Bilingual children also outperform monolingual children on tests that measure the ability to understand what other people are thinking (see
chapter 19
). This advantage may develop because bilinguals get more practice at taking the perspective of other people, since they need to choose the appropriate language for the person they’re talking to.
Bilingual people may exert cognitive control not only better, but by using different brain areas. During a task that requires them to resolve differences between two conflicting sources of information, bilingual children’s brains show activation not just in the portion of the prefrontal cortex that everyone uses for conflict resolution, but also in Broca’s area, the speech region that processes grammatical rules.
Bilingualism may also protect the brain from cognitive decline in aging. People who have spoken two languages actively for their entire lives experience the onset of dementia four years later, on average, than their peers who spoke only one language.
That’s a lot of advantages—and we haven’t even mentioned the most important use of a second language, to communicate with people.
Succeeding at challenging self-control tasks builds more success, but repeated failure may instead teach the child that there’s no point in trying.

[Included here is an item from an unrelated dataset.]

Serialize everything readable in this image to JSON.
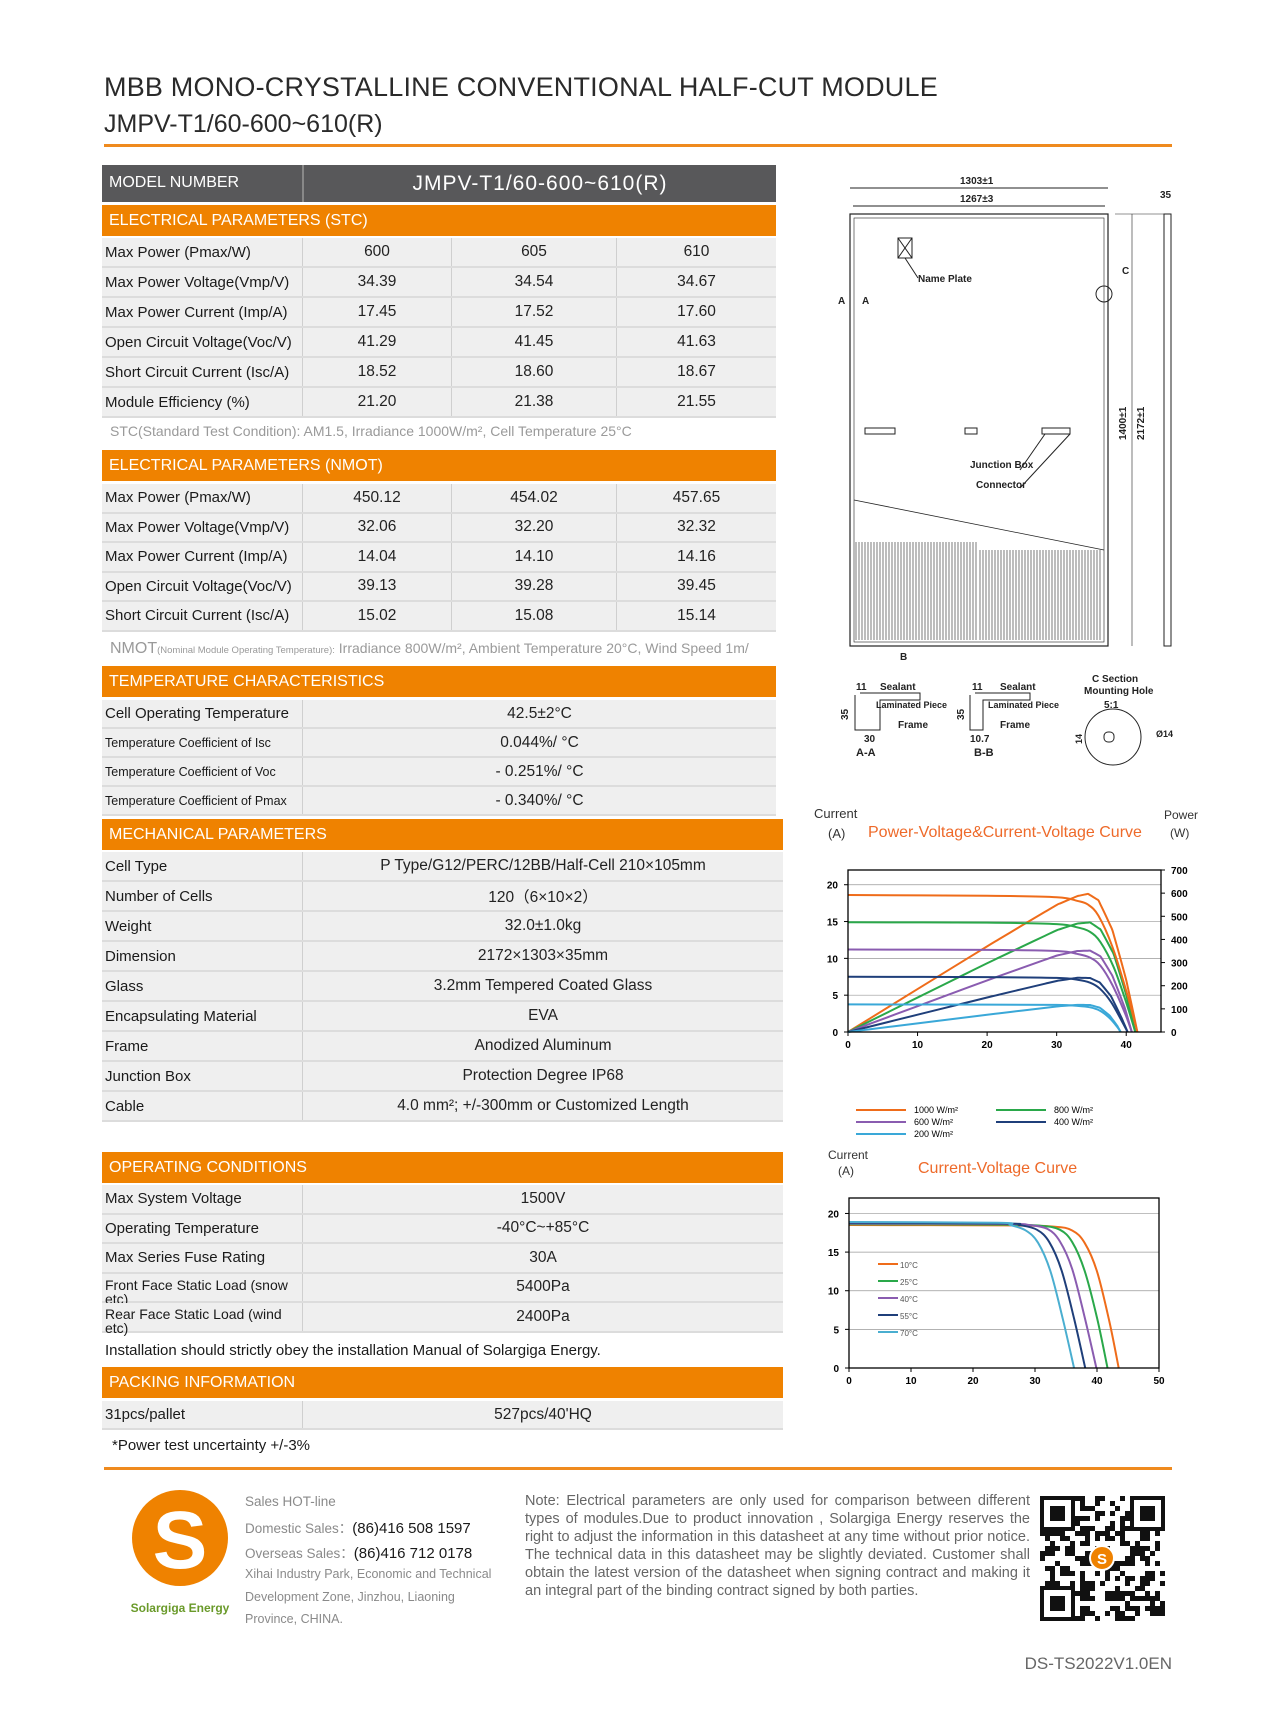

Here’s some even better news. Improvement of self-control is not limited to a sensitive period (see
chapter 5
). We all know that even in adults, the ability to control your own behavior is limited, but it can be increased by training. As the psychologist Roy Baumeister puts it, willpower is like a muscle: the more you use it, the better it works. His studies show that self-control can be improved by practicing any sort of self-control, from dieting to money management to brushing your teeth with your left hand, on a regular basis. College students who did these exercises for several weeks reported improvements in their ability to complete a variety of tasks requiring self-control, from going to the gym regularly to managing money to doing housework. Indeed, the legendary tough parenting style of many Asian parents appears to be directed specifically at instilling self-discipline, which could account for the high achievements of their children.